Eu cheguei no metrô São Bento lá pela 00h30, mas já fui avisada via SMS (comprei um celularzinho dos anos 2000 para me comunicar nessa noite, que é famosa pelos furtos de celulares) para não passar pela catraca. O movimento na estação também estava estranho. Muitas pessoas adentrando a plataforma, e eu estava esperando o contrário. Muitos adolescentes, marcando presença pela primeira vez, mostrando caras assustadas. Perguntei para algumas pessoas o que estava rolando e me disseram que lá em cima o clima estava de guerra. Minhas amizades chegaram logo menos dizendo que viram um rapaz ser espancado até ficar inconsciente por um grupo de aproximadamente 40 pessoas.

Não sejamos ingênuos. A gente sabe dos riscos que envolvem o centro de uma cidade enorme e complexa como São Paulo, ainda mais pela noite, numa noite como essa. Mas até aí, perder um celular numa manobra furtiva é bem diferente de um espancamento em gangue. A rua estava furiosa e o clima bem tenso. E, infelizmente, não é uma surpresa. No mesmo mês da virada tivemos a noite mais fria do ano. Nessa mesma noite, houve ação por parte da prefeitura de jogar nas ruas as famílias da Ocupação Irmã Dulce, localizada no centro.

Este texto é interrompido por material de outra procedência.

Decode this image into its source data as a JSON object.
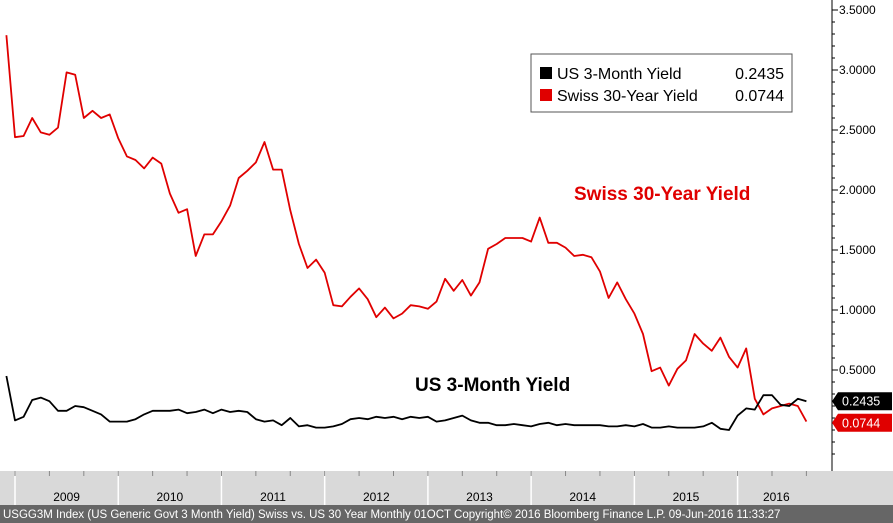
{
  "chart_data": {
    "type": "line",
    "title": "",
    "xlabel": "",
    "ylabel": "",
    "ylim": [
      -0.25,
      3.55
    ],
    "y_ticks": [
      0.5,
      1.0,
      1.5,
      2.0,
      2.5,
      3.0,
      3.5
    ],
    "y_tick_labels": [
      "0.5000",
      "1.0000",
      "1.5000",
      "2.0000",
      "2.5000",
      "3.0000",
      "3.5000"
    ],
    "x_years": [
      "2009",
      "2010",
      "2011",
      "2012",
      "2013",
      "2014",
      "2015",
      "2016"
    ],
    "x_start": 2009.0,
    "x_end": 2016.75,
    "series": [
      {
        "name": "Swiss 30-Year Yield",
        "color": "#e00000",
        "last_value": "0.0744",
        "x_start": 2008.917,
        "x_step": 0.08333,
        "values": [
          3.29,
          2.44,
          2.45,
          2.6,
          2.48,
          2.46,
          2.52,
          2.98,
          2.96,
          2.6,
          2.66,
          2.6,
          2.63,
          2.43,
          2.28,
          2.25,
          2.18,
          2.27,
          2.22,
          1.97,
          1.81,
          1.84,
          1.45,
          1.63,
          1.63,
          1.74,
          1.87,
          2.1,
          2.16,
          2.23,
          2.4,
          2.17,
          2.17,
          1.83,
          1.55,
          1.35,
          1.42,
          1.31,
          1.04,
          1.03,
          1.11,
          1.18,
          1.09,
          0.94,
          1.02,
          0.93,
          0.97,
          1.04,
          1.03,
          1.01,
          1.07,
          1.26,
          1.16,
          1.25,
          1.12,
          1.23,
          1.51,
          1.55,
          1.6,
          1.6,
          1.6,
          1.57,
          1.77,
          1.56,
          1.56,
          1.52,
          1.45,
          1.46,
          1.44,
          1.32,
          1.1,
          1.23,
          1.09,
          0.97,
          0.8,
          0.49,
          0.52,
          0.37,
          0.51,
          0.58,
          0.8,
          0.72,
          0.66,
          0.77,
          0.61,
          0.52,
          0.68,
          0.26,
          0.13,
          0.18,
          0.2,
          0.22,
          0.2,
          0.07
        ]
      },
      {
        "name": "US 3-Month Yield",
        "color": "#000000",
        "last_value": "0.2435",
        "x_start": 2008.917,
        "x_step": 0.08333,
        "values": [
          0.45,
          0.08,
          0.11,
          0.25,
          0.27,
          0.24,
          0.16,
          0.16,
          0.2,
          0.19,
          0.16,
          0.13,
          0.07,
          0.07,
          0.07,
          0.09,
          0.13,
          0.16,
          0.16,
          0.16,
          0.17,
          0.14,
          0.15,
          0.17,
          0.14,
          0.17,
          0.15,
          0.16,
          0.15,
          0.09,
          0.07,
          0.08,
          0.04,
          0.1,
          0.03,
          0.04,
          0.02,
          0.02,
          0.03,
          0.05,
          0.09,
          0.1,
          0.09,
          0.11,
          0.1,
          0.11,
          0.09,
          0.11,
          0.1,
          0.11,
          0.07,
          0.08,
          0.1,
          0.12,
          0.08,
          0.06,
          0.06,
          0.04,
          0.04,
          0.05,
          0.04,
          0.03,
          0.05,
          0.06,
          0.04,
          0.05,
          0.04,
          0.04,
          0.04,
          0.04,
          0.03,
          0.03,
          0.04,
          0.03,
          0.05,
          0.02,
          0.02,
          0.03,
          0.02,
          0.02,
          0.02,
          0.03,
          0.06,
          0.01,
          0.0,
          0.12,
          0.18,
          0.17,
          0.29,
          0.29,
          0.21,
          0.2,
          0.26,
          0.24
        ]
      }
    ]
  },
  "legend": {
    "items": [
      {
        "label": "US 3-Month Yield",
        "value": "0.2435",
        "color": "#000000"
      },
      {
        "label": "Swiss 30-Year Yield",
        "value": "0.0744",
        "color": "#e00000"
      }
    ]
  },
  "annotations": {
    "swiss": {
      "text": "Swiss 30-Year Yield",
      "color": "#e00000"
    },
    "us": {
      "text": "US 3-Month Yield",
      "color": "#000000"
    }
  },
  "footer": {
    "text": "USGG3M Index (US Generic Govt 3 Month Yield) Swiss vs. US 30 Year  Monthly 01OCT Copyright© 2016 Bloomberg Finance L.P. 09-Jun-2016 11:33:27"
  }
}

Várias famílias com crianças engordando o número de pessoas vivendo em situação de rua no mês de maio. Também tivemos invasões da Cracolândia, com direito a muita violência e apavoro policial, novamente tratando como caso de polícia o que é na verdade caso de saúde pública. É facil falar mal de eventos como a Virada Cultural, que diga-se de passagem, é um dos eventos mais legais que existem em SP. Difícil mesmo é olhar de frente para a causa dos conflitos sociais que se dão por ali.

É viver em outro mundo, promover esses tipos de atitudes e esperar um evento de rua com tranquilidade e paz. A palavra que define o centro de São Paulo atualmente é abandono. São muitas as problemáticas que circundam o território, mas agora focando na questão cultural, é difícil não enxergar o movimento de privatização das festas. Na noite da Virada, quem teve muita coragem, ficou, e quem tinha dinheiro foi para uma festa privada. É preciso pensar com muito carinho ações para a integração das pessoas que moram e circulam no centro da nossa cidade, e não ações higienizantes, aporofóbicas e com resultados desastrosos como presenciamos na Virada.